Boruchin Israel Education Advocacy Center

Building U.S. Interest In Israel

  • Public-Policy Reform
  • 2015

John Boruchin was born in Poland, and lost most of his family to death camps during World War II. He immigrated to the United States, carved out a career building homes in California, and gradually accumulated a large fortune. At his death he left $100 million to endow a new center devoted to shaping public understanding of Israel in America. The Boruchin Israel Education Advocacy Center, which will be managed by the Jewish National Fund, will run student and faculty exchanges between the U.S. and Israel, organize campus seminars, sponsor young professionals on visits to the Jewish state, run a speaker’s bureau, and otherwise advocate for close ties between the U.S. and Israel.

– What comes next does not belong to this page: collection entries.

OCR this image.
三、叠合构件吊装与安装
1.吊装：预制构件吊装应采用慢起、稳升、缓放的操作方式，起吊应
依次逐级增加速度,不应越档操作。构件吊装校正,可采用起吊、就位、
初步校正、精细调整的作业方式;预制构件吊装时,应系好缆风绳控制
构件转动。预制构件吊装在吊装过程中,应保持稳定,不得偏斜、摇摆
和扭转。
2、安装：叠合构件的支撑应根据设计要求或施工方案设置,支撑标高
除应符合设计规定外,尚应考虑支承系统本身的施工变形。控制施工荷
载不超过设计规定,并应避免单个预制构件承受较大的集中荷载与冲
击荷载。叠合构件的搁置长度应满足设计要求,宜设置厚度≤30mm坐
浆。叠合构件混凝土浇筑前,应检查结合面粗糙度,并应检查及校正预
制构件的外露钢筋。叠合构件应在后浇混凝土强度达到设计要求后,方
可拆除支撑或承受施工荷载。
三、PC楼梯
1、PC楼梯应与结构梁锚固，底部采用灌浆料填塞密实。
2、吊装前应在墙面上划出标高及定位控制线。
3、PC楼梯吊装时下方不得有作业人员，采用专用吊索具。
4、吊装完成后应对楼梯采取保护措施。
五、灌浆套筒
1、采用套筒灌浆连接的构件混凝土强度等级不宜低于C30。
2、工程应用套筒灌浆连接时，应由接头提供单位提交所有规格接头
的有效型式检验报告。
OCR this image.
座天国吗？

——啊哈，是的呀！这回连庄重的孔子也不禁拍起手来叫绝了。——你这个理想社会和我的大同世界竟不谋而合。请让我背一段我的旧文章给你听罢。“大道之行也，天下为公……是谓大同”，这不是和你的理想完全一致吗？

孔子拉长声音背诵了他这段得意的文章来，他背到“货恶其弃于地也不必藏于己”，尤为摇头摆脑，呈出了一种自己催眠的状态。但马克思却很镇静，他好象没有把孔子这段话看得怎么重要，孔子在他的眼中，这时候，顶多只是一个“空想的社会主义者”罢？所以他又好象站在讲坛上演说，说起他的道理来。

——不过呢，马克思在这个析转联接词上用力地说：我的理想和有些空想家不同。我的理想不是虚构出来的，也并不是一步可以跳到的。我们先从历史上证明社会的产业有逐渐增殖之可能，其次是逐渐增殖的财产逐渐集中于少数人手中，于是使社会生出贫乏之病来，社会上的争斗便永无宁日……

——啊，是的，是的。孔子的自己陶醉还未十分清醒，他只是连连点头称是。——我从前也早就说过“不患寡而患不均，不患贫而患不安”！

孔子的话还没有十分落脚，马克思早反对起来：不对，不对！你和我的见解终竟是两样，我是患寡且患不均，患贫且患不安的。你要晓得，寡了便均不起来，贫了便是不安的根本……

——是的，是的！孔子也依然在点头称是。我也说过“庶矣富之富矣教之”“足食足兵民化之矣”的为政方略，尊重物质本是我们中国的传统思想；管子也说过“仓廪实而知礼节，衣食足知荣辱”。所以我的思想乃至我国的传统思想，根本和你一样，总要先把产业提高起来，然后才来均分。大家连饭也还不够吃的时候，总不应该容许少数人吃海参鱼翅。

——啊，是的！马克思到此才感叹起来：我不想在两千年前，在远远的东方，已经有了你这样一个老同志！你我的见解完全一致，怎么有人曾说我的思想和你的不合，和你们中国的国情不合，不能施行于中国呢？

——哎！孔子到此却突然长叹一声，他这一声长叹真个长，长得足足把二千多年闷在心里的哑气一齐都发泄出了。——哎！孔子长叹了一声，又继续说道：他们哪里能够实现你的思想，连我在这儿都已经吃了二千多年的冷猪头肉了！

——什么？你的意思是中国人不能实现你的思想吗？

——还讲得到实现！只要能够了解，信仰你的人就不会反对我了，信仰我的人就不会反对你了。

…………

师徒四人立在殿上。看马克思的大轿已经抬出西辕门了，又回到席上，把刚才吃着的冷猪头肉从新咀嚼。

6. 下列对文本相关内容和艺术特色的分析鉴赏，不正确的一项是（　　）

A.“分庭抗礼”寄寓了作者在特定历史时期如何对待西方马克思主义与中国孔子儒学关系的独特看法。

John Boruchin was an admirer of Ze’ev Jabotinsky—a Russian Jewish journalist and organizer who warned in the decades before the Holocaust that Jews in many countries were “living on the edge of the volcano” and needed a safe sanctuary in their Middle-Eastern homeland, where he proposed creation of a democratic state of Israel. In 2015, amid attacks on Jews in Europe, and the rise of boycott-Israel movements on U.S. campuses, the chairman of the new policy organization created by Boruchin suggested that his gift “comes at a critical period in history, as Israel and world Jewry face serious challenges with rising anti-Israel sentiment and anti-Semitism. This center is needed now more than ever.”